Despite the uproar on Friday, the president spoke briefly to reporters on Friday aboard Air Force One, where he claimed to have no idea what story journalists were even referring to. “I don’t know about that, I haven’t seen it,” Trump said. “What report is that? I haven’t seen that. I’ll look into that.”
Yeah, that sounds real.  Imagine talking to the Russians without letting T-Rump know.  I don't believe it.
Although Mr. Trump suggested to reporters aboard Air Force One on Friday that he was unaware of the latest questions swirling around Mr. Flynn’s dealings with Russia, aides said over the weekend in Florida — where Mr. Flynn accompanied the president and Japan’s prime minister, Shinzo Abe — that Mr. Trump was closely monitoring the reaction to Mr. Flynn’s conversations.
Why would he have Flynn with him during Abe's visit? Doesn't sound like access to T-Rump is being scaled back.  I think the Rump told him to talk to the Russians. Maybe he's setting him up, but he's definitely using the man for some end. And T-Rump knowing about (ordering) the Flynn conversation would not mean Pence wasn't lied to. Pence, I think, is going to find his job extremely difficult. He may often find himself on the outside looking in, being the fool and possibly the scapegoat. He'll learn to just keep his mouth shut.
There are transcripts of a conversation in at least one phone call, recorded by American intelligence agencies that wiretap foreign diplomats, which may determine Mr. Flynn’s future.
The Times report doesn't elucidate that statement.

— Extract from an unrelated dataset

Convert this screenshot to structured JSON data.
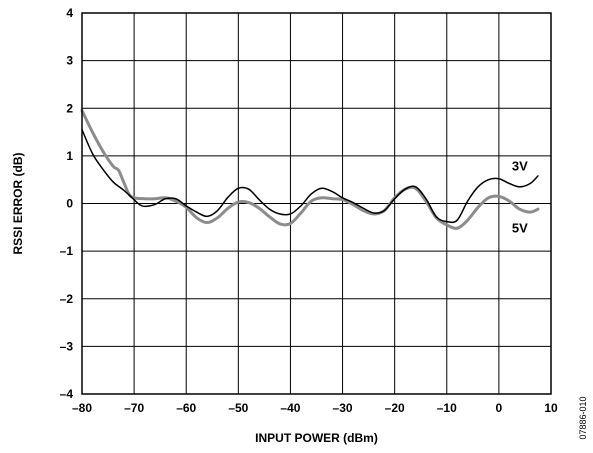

Like anyone else in the administration, Flynn can be FIRED! without notice or concern, whether he does the Rump's bidding or not. T-Rump cares for no one but himself. The rest of the world are props for his selfie.
[Robin Townley, a] top deputy to national security adviser Michael Flynn was rejected for a critical security clearance, effectively ending his tenure on the National Security Council and escalating tensions between Flynn and the intelligence community.

The move came as Flynn’s already tense relationships with others in the Trump administration and the intelligence community were growing more fraught after reports that Flynn had breached diplomatic protocols in his conversations with the Russian ambassador to the United States.

[...]

“They believe this is a hit job from inside the CIA on Flynn and the people close to him,” said one source, who argued that some in the intelligence community feel threatened by Flynn and his allies.

[...]

Rep. Adam Schiff of California, the ranking Democrat on the House intelligence committee, dismissed as “baloney” any suggestion that the clearance was denied because the intelligence community was trying to brush back Flynn.

Trump and Flynn “see treachery everywhere they go.”

  Politico
Schiff, you could be skating on thin ice.

...but hey, do what you want...you will anyway.